Audience of One
Posted On July 26, 2010
The house lights slowly faded to black, leaving a hushed silence in place of the excited murmurings that had so recently filled the air. A lone spotlight shone down on the stage, highlighting in bright white luminescence the place where the performer would soon appear. His coming had been lauded in every form of media in the days and weeks preceding this moment, eagerly anticipated by critic and fan alike.
The quiet “clock clock” sound of shoes could be heard echoing in the thick, black darkness, and after a few moments, a silhouette emerged, stepping forward from the shadows as if into blazing daylight. The audience erupted into applause as he took his place in the spotlight, giving a nod to the concertmaster that he was ready to begin.

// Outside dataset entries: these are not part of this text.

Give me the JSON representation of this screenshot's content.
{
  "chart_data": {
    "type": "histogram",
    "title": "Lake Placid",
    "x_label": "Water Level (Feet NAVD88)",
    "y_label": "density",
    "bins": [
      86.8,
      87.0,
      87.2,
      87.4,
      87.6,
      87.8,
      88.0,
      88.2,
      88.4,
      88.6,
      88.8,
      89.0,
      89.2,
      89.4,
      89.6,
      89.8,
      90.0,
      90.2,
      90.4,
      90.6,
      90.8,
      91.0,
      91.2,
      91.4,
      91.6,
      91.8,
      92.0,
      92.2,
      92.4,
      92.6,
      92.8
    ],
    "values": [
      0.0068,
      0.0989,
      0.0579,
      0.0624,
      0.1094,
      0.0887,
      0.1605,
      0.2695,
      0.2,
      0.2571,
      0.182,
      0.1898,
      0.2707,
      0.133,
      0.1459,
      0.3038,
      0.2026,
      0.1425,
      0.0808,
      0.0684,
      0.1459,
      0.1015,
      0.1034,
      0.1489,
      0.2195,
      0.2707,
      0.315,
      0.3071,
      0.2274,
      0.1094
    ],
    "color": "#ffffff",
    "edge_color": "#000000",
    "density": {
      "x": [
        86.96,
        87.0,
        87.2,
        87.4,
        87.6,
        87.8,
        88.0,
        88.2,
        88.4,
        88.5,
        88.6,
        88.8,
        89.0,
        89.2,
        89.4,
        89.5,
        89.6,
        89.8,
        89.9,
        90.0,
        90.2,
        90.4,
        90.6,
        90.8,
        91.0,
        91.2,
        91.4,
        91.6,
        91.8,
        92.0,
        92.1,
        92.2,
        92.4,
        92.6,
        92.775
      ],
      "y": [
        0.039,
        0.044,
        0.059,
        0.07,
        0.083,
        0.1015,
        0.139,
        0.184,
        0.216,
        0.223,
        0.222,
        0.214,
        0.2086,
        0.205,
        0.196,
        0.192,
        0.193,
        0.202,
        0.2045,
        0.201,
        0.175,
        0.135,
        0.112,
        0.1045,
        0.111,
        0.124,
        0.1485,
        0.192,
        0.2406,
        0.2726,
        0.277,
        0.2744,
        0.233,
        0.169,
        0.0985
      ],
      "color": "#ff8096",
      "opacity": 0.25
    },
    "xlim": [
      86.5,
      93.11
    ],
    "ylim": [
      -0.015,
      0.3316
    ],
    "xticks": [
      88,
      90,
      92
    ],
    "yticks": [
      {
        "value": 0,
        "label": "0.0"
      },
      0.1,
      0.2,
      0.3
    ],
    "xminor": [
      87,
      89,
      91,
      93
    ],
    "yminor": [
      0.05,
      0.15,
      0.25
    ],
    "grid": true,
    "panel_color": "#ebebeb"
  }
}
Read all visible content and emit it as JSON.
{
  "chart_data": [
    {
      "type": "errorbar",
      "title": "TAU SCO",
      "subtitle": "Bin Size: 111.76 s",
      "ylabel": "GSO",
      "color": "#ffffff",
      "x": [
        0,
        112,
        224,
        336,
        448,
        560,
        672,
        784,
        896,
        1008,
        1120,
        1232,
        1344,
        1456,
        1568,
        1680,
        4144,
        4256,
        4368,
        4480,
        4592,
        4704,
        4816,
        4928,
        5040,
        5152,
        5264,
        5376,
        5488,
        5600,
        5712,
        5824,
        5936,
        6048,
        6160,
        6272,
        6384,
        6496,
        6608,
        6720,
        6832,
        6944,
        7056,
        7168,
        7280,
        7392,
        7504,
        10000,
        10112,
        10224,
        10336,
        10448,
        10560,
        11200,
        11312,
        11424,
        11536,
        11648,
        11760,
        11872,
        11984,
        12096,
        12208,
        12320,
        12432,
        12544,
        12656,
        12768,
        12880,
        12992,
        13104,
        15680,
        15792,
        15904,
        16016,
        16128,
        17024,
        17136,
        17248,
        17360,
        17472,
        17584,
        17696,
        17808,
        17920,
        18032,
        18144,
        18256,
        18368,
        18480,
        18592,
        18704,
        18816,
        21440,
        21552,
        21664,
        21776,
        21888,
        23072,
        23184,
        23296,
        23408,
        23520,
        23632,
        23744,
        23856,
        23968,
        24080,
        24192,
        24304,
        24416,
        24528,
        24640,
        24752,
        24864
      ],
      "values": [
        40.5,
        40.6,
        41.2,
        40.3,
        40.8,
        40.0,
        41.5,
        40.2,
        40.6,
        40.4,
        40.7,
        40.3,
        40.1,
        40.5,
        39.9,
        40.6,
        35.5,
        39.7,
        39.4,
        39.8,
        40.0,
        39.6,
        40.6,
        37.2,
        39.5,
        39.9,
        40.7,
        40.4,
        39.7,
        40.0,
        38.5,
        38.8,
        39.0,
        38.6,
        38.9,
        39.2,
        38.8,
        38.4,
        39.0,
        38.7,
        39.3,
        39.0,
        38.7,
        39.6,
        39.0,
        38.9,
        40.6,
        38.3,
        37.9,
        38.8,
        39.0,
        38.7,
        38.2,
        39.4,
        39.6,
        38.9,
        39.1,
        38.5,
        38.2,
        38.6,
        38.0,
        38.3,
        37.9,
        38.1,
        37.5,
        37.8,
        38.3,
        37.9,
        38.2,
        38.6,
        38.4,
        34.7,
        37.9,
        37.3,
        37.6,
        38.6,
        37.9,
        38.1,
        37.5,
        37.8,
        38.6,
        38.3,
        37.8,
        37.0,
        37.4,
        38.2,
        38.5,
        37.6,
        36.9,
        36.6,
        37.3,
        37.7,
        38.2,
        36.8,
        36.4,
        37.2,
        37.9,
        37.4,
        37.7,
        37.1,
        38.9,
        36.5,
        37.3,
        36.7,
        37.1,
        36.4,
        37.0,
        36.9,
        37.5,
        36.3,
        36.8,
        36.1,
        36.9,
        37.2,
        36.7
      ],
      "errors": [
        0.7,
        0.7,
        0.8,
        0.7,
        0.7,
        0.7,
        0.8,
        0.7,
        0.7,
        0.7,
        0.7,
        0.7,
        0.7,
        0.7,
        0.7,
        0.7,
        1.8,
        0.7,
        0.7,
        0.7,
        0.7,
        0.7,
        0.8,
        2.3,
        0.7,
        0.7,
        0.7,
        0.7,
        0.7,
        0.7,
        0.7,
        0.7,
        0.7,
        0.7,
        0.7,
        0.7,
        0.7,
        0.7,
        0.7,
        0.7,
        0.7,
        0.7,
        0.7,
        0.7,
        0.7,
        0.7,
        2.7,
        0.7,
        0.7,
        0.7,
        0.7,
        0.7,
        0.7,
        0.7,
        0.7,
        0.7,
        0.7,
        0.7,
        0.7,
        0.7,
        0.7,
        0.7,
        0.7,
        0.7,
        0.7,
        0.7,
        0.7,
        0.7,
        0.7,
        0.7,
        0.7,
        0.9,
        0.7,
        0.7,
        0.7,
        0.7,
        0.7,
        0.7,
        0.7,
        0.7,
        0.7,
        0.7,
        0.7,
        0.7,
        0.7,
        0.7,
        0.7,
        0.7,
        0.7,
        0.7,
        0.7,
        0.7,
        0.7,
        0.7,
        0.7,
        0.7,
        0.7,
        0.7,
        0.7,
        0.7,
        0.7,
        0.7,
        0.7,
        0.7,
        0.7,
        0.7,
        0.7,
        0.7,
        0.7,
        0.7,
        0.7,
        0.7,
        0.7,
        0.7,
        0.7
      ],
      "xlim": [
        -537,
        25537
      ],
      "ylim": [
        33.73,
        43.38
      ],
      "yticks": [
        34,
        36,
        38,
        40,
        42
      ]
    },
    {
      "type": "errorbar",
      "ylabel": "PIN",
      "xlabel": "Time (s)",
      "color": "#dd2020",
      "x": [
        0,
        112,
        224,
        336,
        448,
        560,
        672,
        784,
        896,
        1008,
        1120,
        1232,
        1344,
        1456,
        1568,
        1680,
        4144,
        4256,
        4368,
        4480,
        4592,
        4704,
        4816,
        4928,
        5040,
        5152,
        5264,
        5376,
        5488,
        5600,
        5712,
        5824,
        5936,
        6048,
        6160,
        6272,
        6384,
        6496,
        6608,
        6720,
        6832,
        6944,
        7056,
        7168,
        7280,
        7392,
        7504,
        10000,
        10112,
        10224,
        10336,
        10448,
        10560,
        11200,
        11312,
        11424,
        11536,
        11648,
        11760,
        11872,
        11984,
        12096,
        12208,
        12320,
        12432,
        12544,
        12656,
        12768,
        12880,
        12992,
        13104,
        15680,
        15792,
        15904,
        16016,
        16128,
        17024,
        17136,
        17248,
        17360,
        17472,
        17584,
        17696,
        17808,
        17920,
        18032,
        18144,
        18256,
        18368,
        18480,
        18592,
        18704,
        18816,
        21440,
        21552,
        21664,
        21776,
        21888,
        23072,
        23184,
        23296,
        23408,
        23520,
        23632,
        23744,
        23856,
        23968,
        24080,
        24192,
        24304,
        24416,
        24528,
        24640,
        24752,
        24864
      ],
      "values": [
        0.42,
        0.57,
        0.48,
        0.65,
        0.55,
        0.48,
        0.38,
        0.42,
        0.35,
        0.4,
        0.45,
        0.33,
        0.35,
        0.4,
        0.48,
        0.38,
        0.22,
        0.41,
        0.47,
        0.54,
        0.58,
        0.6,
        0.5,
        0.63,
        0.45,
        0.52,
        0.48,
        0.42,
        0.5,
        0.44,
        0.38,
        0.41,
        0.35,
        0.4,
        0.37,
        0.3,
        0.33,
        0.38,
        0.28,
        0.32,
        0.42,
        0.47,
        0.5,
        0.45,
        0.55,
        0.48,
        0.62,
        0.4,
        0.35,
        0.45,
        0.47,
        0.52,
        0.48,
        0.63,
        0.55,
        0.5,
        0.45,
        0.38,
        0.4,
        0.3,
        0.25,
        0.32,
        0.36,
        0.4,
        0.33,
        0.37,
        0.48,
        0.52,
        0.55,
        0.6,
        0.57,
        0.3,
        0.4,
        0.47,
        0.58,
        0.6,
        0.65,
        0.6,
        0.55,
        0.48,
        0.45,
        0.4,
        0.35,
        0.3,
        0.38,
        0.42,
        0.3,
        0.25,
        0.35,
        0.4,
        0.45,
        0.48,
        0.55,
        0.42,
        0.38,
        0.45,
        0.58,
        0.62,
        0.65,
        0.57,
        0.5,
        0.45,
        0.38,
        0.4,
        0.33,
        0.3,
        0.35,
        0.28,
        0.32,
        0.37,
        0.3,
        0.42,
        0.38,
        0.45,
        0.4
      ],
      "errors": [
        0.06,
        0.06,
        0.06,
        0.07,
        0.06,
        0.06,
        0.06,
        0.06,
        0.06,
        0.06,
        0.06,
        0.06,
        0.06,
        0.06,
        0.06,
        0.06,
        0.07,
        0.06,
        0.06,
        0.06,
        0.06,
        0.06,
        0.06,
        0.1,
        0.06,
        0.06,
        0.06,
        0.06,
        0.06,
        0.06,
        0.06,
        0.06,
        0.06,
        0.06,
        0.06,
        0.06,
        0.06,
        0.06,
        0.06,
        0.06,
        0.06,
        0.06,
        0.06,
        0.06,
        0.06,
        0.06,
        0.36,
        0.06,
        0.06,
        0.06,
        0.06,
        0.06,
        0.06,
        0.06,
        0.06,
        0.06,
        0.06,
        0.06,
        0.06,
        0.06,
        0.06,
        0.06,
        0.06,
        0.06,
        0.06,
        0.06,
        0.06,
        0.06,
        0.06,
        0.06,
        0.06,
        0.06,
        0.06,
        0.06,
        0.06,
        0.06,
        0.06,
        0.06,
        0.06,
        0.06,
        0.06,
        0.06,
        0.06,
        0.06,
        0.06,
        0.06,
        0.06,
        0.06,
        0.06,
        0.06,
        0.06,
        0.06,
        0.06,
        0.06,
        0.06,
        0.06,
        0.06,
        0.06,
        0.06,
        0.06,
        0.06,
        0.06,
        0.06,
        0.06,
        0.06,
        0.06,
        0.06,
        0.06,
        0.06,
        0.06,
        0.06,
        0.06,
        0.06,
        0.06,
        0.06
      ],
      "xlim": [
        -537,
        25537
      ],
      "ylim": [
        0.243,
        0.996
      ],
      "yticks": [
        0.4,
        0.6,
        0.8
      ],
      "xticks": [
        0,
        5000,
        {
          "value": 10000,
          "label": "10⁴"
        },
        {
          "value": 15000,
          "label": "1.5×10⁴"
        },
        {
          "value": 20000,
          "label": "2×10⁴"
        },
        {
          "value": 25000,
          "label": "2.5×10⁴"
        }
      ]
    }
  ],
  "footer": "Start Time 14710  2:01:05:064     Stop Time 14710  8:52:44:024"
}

Taking a breath, he closed his eyes. Pulling back slowly on the bow, the smooth melody began filling the air, each note deliberately, elegantly played, dancing off of the ceiling and walls before falling onto the ears of the audience as if they were drops from a gentle spring shower slipping delicately through the sky onto the ground below.
As the concert continued on, many pieces were played. The audience took each in as if they were chapters of a book, each one a part of an intricately woven story – some echoing thoughts of hope, some pain, some sadness, and some joy.
By the time the performance had drawn to a close, there wasn’t a dry eye to be seen. The rounds of applause that followed once again quieted into the still murmurings of innumerable conversations as people slipped from the auditorium, leaving one sole figure sitting at the front of the stage.
Soon afterward, the auditorium was once again bustling with activity and sound, but this time, it was the sound of cleaning, of sweeping, of the putting away of chairs and equipment. Still, the lone figure sat at the front of the stage.
As the performer walked across the once grand, intimidating platform, one of the workers stopped to compliment him on his beautiful performance. During the course of their conversation, the topic of the man still sitting before them came up. The performer commented, “He is my father. Over the course of many years he has taught me how to play; at first I made many mistakes, but he is very patient. Sometimes I still make mistakes as I perform, and some of them are big ones. But when that happens, he lovingly corrects and teaches me, and helps me to become a better musician. He cherishes the time we get to spend together. The music I perform is his ongoing masterpiece, a beautiful work he has written just for me to play. As time passes, it continues to become more intricate and beautiful.
When I stand on stage, I see only him, I play for him. He is my audience of one. By performing in this way, the complaints of the critics do not crush me, nor do the cheers of the audience make me confident in myself. It’s not that I don’t appreciate the applause, or that I don’t consider the criticism. But rather, the opinion that matters most is that of the one who not only taught me how to play, but also has given me the music to perform.”